While shopping for bloody mary mix Russell Christoff spots his picture on the label of a Taster’s Choice coffee jar. Lawsuits ensue…now he has won $15.6 million.

Full Story and picture after the Jump


Via CBS News

(CBS/AP) A jury has awarded $15.6 million to a man whose image was used for years without his permission on Taster’s Choice coffee labels.

Russell Christoff, a former model from Northern California, posed for a two-hour Nestle photo shoot in 1986 but figured it was a bust —- until he stumbled across his likeness on a coffee jar while shopping at a drug store in 2002.

“There was a jar with my picture on it,” he told The Early Show co-anchor Julie Chen Tuesday, “and I was just a bit surprised. After the shock, which lasted, you know, a few seconds, I picked it up and I walked up and I showed the jar to a woman that works there and I said, ‘Look.’ And she said, ‘Wow! That’s you!’ And I said, ‘Thank you. I will take this jar!’ ”

A legal dispute with Nestle USA ensued, during which Christoff, 58, declined the company’s $100,000 settlement offer, and Nestle USA turned down his offer to settle for $8.5 million.

“I never gave my consent,” he said to Chen. “We had a contract that spelled out the terms of the agreement, but there was just no follow-up on it.

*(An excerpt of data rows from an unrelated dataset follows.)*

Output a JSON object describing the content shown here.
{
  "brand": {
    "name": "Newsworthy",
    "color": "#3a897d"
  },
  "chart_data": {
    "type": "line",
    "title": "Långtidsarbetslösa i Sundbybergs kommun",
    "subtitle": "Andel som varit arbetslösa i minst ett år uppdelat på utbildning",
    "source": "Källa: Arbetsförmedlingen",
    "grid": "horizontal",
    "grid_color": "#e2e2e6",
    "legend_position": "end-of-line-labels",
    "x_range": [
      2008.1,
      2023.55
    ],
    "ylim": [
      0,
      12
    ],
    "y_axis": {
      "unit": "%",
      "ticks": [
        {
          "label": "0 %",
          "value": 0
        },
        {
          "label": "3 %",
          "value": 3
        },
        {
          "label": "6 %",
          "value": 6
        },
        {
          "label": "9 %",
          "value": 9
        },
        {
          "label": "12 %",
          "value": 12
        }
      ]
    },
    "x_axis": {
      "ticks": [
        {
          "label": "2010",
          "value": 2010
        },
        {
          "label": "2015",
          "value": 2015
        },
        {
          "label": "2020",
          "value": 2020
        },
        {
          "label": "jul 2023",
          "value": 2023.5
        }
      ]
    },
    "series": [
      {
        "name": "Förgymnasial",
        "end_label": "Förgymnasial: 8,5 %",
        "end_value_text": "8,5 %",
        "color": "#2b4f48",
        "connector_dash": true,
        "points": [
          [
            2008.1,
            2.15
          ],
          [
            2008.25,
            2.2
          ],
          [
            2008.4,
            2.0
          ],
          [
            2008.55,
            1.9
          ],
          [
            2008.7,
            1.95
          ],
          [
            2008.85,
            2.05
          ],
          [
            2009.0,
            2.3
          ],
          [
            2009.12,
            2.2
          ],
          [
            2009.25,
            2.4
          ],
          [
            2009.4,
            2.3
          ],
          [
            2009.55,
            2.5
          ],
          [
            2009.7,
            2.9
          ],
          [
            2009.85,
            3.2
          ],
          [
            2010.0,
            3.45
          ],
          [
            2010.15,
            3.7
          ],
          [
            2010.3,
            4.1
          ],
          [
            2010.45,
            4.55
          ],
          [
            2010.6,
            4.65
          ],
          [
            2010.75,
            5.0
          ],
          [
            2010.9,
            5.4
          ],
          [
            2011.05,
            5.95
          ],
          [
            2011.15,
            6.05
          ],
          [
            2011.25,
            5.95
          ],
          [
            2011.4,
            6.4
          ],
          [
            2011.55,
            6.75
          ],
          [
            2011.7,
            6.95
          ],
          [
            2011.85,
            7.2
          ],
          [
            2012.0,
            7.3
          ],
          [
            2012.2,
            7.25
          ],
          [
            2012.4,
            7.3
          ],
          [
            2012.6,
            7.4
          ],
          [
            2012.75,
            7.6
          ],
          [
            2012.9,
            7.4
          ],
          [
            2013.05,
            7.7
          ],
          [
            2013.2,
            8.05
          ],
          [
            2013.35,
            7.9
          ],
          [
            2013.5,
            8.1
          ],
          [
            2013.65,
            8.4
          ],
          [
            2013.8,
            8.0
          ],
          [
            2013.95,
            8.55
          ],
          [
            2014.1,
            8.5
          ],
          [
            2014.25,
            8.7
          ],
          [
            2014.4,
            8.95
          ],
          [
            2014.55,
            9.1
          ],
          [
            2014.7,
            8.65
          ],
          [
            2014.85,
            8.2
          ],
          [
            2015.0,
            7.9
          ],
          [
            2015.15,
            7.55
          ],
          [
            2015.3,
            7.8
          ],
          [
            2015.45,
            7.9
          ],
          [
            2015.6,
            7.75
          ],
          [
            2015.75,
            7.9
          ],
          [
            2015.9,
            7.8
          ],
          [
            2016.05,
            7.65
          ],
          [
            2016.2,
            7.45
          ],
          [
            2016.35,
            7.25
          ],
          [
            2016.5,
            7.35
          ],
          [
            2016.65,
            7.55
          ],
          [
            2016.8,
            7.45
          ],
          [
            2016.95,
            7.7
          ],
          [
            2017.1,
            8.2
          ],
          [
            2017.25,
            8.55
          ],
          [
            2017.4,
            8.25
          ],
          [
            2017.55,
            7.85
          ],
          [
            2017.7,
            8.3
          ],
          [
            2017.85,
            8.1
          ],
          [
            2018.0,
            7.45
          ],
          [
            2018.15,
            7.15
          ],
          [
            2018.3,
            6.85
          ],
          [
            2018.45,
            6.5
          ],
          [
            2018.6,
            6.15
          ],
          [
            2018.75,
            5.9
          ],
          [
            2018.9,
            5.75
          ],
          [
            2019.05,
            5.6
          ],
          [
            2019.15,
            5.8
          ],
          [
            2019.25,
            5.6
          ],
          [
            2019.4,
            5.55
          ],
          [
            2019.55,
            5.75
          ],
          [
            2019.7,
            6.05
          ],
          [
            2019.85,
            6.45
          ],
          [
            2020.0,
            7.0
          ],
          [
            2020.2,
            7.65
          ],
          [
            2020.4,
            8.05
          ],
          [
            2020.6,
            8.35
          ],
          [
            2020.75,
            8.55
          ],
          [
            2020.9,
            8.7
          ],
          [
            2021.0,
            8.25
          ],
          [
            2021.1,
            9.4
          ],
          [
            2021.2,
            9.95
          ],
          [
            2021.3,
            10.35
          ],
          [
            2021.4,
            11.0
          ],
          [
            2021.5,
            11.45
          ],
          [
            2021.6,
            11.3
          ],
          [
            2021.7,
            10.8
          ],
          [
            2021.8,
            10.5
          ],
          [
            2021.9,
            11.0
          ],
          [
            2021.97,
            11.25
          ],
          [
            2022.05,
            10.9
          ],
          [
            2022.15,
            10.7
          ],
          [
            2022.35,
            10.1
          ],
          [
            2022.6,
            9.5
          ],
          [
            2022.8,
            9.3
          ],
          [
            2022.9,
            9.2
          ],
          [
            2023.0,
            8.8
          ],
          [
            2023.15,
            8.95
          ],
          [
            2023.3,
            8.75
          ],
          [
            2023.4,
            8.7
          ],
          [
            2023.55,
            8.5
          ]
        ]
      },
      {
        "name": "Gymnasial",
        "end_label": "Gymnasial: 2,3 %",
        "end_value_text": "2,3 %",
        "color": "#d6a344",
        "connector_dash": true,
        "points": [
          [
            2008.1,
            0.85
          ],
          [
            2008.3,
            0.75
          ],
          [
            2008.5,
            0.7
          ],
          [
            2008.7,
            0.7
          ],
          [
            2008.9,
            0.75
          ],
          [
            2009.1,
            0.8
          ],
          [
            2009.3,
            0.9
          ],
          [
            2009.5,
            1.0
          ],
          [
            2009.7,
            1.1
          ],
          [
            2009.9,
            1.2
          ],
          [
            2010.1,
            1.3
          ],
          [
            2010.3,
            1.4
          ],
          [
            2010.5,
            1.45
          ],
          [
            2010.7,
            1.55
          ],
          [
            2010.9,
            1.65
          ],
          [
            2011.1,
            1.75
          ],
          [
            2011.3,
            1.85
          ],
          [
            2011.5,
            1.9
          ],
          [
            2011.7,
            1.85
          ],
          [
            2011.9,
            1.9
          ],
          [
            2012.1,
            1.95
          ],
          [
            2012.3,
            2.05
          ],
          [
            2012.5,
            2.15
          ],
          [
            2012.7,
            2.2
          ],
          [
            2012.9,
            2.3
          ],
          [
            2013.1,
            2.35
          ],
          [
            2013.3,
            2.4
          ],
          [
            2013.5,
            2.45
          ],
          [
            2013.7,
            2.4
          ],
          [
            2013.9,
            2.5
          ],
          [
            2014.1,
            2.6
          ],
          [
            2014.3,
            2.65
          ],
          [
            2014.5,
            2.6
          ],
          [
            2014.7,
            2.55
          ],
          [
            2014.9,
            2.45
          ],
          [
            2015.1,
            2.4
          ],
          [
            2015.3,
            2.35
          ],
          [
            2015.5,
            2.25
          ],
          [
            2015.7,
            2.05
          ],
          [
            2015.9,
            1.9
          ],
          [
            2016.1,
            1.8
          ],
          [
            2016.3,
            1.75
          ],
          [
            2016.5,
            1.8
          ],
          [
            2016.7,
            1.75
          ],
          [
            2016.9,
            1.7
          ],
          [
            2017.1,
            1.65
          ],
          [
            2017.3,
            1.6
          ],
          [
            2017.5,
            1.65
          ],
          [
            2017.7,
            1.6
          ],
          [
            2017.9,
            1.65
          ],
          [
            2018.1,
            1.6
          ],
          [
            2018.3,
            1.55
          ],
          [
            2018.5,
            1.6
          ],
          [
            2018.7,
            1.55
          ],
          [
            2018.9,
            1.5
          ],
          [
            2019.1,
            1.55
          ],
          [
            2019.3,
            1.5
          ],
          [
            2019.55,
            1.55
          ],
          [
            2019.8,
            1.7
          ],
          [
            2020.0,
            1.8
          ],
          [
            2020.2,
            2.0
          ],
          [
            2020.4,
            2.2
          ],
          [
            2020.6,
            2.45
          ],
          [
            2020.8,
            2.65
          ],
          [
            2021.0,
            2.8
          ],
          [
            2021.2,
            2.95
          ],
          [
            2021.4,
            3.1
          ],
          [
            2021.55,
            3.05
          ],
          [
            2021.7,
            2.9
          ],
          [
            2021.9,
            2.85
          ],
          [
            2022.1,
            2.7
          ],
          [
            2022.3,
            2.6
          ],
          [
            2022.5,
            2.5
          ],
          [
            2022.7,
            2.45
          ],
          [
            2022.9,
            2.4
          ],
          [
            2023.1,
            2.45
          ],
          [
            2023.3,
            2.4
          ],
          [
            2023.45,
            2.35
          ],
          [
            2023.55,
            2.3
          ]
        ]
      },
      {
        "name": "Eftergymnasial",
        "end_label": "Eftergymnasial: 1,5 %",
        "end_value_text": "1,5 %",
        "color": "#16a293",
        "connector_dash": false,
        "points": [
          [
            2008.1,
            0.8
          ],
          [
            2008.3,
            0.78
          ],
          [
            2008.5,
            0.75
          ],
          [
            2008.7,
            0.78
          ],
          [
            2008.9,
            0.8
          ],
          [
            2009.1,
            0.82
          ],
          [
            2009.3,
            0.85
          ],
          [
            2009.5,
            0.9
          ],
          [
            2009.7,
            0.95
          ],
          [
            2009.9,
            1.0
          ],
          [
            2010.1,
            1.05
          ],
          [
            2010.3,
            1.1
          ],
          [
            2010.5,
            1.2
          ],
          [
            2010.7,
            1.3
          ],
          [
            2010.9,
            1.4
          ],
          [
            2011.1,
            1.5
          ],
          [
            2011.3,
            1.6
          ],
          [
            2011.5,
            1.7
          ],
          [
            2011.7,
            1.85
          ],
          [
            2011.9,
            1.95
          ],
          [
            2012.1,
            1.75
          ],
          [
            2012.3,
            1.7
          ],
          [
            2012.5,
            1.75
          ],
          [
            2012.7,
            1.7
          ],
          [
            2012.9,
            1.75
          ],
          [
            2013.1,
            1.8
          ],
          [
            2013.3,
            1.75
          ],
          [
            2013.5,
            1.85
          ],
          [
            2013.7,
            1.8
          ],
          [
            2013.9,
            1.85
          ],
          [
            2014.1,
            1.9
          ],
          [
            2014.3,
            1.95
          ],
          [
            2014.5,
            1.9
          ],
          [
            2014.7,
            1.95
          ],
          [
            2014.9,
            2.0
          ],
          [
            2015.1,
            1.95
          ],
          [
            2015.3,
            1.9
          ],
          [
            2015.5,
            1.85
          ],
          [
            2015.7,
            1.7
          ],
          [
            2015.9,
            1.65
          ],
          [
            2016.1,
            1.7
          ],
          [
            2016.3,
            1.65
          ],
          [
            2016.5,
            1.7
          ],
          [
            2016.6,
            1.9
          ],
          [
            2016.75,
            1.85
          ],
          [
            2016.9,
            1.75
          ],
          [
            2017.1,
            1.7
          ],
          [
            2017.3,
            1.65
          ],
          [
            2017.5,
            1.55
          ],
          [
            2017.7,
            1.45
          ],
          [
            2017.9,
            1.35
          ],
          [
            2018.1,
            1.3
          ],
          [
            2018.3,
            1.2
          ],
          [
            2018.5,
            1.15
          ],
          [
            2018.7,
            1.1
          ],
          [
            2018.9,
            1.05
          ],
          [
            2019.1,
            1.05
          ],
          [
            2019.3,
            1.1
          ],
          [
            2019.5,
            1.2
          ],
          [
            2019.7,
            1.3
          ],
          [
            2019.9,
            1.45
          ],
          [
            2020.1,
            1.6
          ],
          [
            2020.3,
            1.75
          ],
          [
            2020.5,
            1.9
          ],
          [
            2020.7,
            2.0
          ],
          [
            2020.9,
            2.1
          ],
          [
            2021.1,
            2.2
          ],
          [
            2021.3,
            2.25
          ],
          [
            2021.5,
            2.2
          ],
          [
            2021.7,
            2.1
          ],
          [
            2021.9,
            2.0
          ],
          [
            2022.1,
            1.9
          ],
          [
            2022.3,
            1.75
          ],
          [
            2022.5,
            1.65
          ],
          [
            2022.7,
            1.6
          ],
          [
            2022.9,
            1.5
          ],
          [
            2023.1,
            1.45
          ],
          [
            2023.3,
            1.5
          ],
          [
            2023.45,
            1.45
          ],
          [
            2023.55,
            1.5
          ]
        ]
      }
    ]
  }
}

“I filed it away, and the contract sat there for 18, 19 years and — I save things, which I guess is obvious. And no. They never had the permission.”

Last week, a Los Angeles County Superior Court jury ordered Nestle USA to pay Christoff $15.6 million for using his likeness without his permission and profiting from it. The award includes 5 percent of the Glendale-based company’s profit from Taster’s Choice sales from 1997 to 2003.

During that time, Nestle sold the freeze-dried coffee with labels featuring Christoff’s face in the United States, Mexico, South Korea, Japan, Israel and Kuwait. The company’s Canadian arm started using his image in 1986.

Nestle USA attorney Lawrence Heller said the company would appeal the verdict.

“The employee that pulled the photo thought they had consent to use the picture,” Heller said.

Eric Stockel, an attorney for Christoff, said he hadn’t expected such a large verdict.

Christoff, who while working as a model had appeared in corporate training videos and hosted his own public television show, is now a kindergarten teacher in the Bay Area community of Antioch.

He first came across his picture while shopping for bloody mary mix, and says there’s a good reason he didn’t spot it sooner.

“I don’t buy Taster’s Choice,” he said. “I do beans.”